Prior to the advent of frameworks like Hadoop, companies were forced into a painful decision-making process, continually deciding how much data to store and how much to jettison. Data storage wasn’t cheap, and it usually took months to update or modify the analytics provided by traditional software vendors.

The big data revolution changed all of that. The combination of open source software, affordable hardware and reliable high-bandwidth Internet services meant that data storage was no longer an ongoing financial dilemma. The advanced analytics that extracted the value from the data — developed using open source tools — could be updated and modified much more quickly and easily than proprietary software from traditional vendors.

The rise of big data was evolutionary, not magical. To be sure, it was a fairly rapid evolution — but it didn’t take place overnight. Many of the advances in big data analytics were written in R, a programming language devised in the late 1990s by two academics in New Zealand. R was developed specifically for statistical analysis, and is consistently ranked the most popular language for data science. Today, thousands of companies and organizations use R for data science applications. Here are just a few examples:

  • Google uses R to calculate the ROI on advertising campaigns.
  • Ford uses R to improve the design of its vehicles.
  • Twitter uses R to monitor user experience.
  • The US National Weather Service uses R to predict severe flooding.
  • The Rockefeller Institute of Government uses R to develop models for simulating the finances of public pension funds.
  • The Human Rights Data Analysis Group uses R to quantify the impact of war.
  • R is used frequently by the New York Times to create infographics and interactive data journalism applications.

Dispelling Myth No. 2

The second myth, that big data is hype with no clear economic benefits, is also easy to disprove. The fastest-growing sectors of the global economy are enabled by big data technologies. Mobile and social services would be impossible today without big data fueled by open-source software. (Google’s search and advertising businesses were built on top of data science applications running on open-source software.)

New business models based on emerging disciplines, such as additive manufacturing (3D printing), rapid prototyping, predictive maintenance, driverless cars, geographic information systems (GIS) and the Internet of Thing are also highly dependent on big data analytics and low-cost storage capabilities. Indeed, the entire cloud industry wouldn’t be possible without open-source-enabled big data, as RedMonk analyst Stephen O’Grady writes:

“Unlike prior eras in which industry players lacking technical competencies effectively outsourced the job of software creation to third party commercial software organizations, companies like Amazon, Facebook and Google looked around and quickly determined that help was not coming from that direction – and even if it did, the economics of traditional software licensing would be a non-starter in scale-out environments.”

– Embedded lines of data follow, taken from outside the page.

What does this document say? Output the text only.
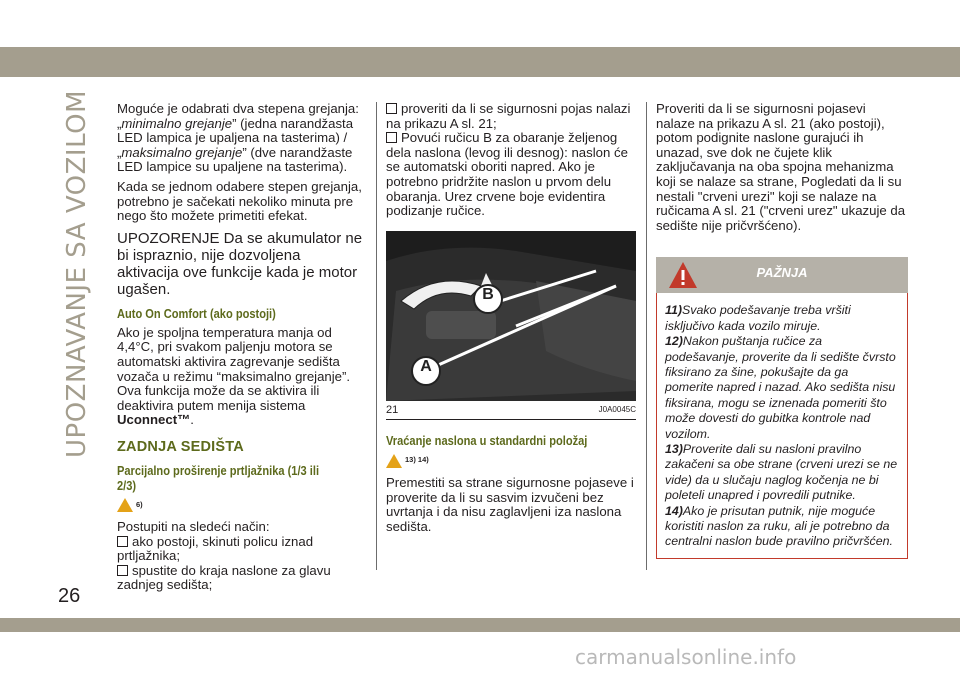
UPOZNAVANJE SA VOZILOM Moguće je odabrati dva stepena grejanja: „minimalno grejanje” (jedna narandžasta LED lampica je upaljena na tasterima) / „maksimalno grejanje” (dve narandžaste LED lampice su upaljene na tasterima).

Kada se jednom odabere stepen grejanja, potrebno je sačekati nekoliko minuta pre nego što možete primetiti efekat.

UPOZORENJE Da se akumulator ne bi ispraznio, nije dozvoljena aktivacija ove funkcije kada je motor ugašen.

Auto On Comfort (ako postoji)

Ako je spoljna temperatura manja od 4,4°C, pri svakom paljenju motora se automatski aktivira zagrevanje sedišta vozača u režimu “maksimalno grejanje”. Ova funkcija može da se aktivira ili deaktivira putem menija sistema Uconnect™.

ZADNJA SEDIŠTA
Parcijalno proširenje prtljažnika (1/3 ili
2/3)
6)

Postupiti na sledeći način:

ako postoji, skinuti policu iznad prtljažnika;

spustite do kraja naslone za glavu zadnjeg sedišta;

proveriti da li se sigurnosni pojas nalazi na prikazu A sl. 21;

Povući ručicu B za obaranje željenog dela naslona (levog ili desnog): naslon će se automatski oboriti napred. Ako je potrebno pridržite naslon u prvom delu obaranja. Urez crvene boje evidentira podizanje ručice.

B
A
21	J0A0045C
Vraćanje naslona u standardni položaj
13) 14)

Premestiti sa strane sigurnosne pojaseve i proverite da li su sasvim izvučeni bez uvrtanja i da nisu zaglavljeni iza naslona sedišta.

Proveriti da li se sigurnosni pojasevi nalaze na prikazu A sl. 21 (ako postoji), potom podignite naslone gurajući ih unazad, sve dok ne čujete klik zaključavanja na oba spojna mehanizma koji se nalaze sa strane, Pogledati da li su nestali "crveni urezi" koji se nalaze na ručicama A sl. 21 ("crveni urez" ukazuje da sedište nije pričvršćeno).

PAŽNJA
11)Svako podešavanje treba vršiti isključivo kada vozilo miruje.
12)Nakon puštanja ručice za podešavanje, proverite da li sedište čvrsto fiksirano za šine, pokušajte da ga pomerite napred i nazad. Ako sedišta nisu fiksirana, mogu se iznenada pomeriti što može dovesti do gubitka kontrole nad vozilom.
13)Proverite dali su nasloni pravilno zakačeni sa obe strane (crveni urezi se ne vide) da u slučaju naglog kočenja ne bi poleteli unapred i povredili putnike.
14)Ako je prisutan putnik, nije moguće koristiti naslon za ruku, ali je potrebno da centralni naslon bude pravilno pričvršćen.
26
carmanualsonline.info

These new industries will generate more than $100 billion in new revenue in 2016 alone. They will also greatly accelerate the creation of new and even larger data sets – which means that big data will be getting even bigger.

Make no mistake: Big data is not a trend, fad or flash in the pan. Prominent investors in big data technologies include Microsoft, GE, IBM, Intel, Goldman Sachs, Greylock Partners, Sequoia Capital and Accel Partners. Clearly, they believe the revolution is still in its early stages, and they’re betting that big data will become synonymous with big profits.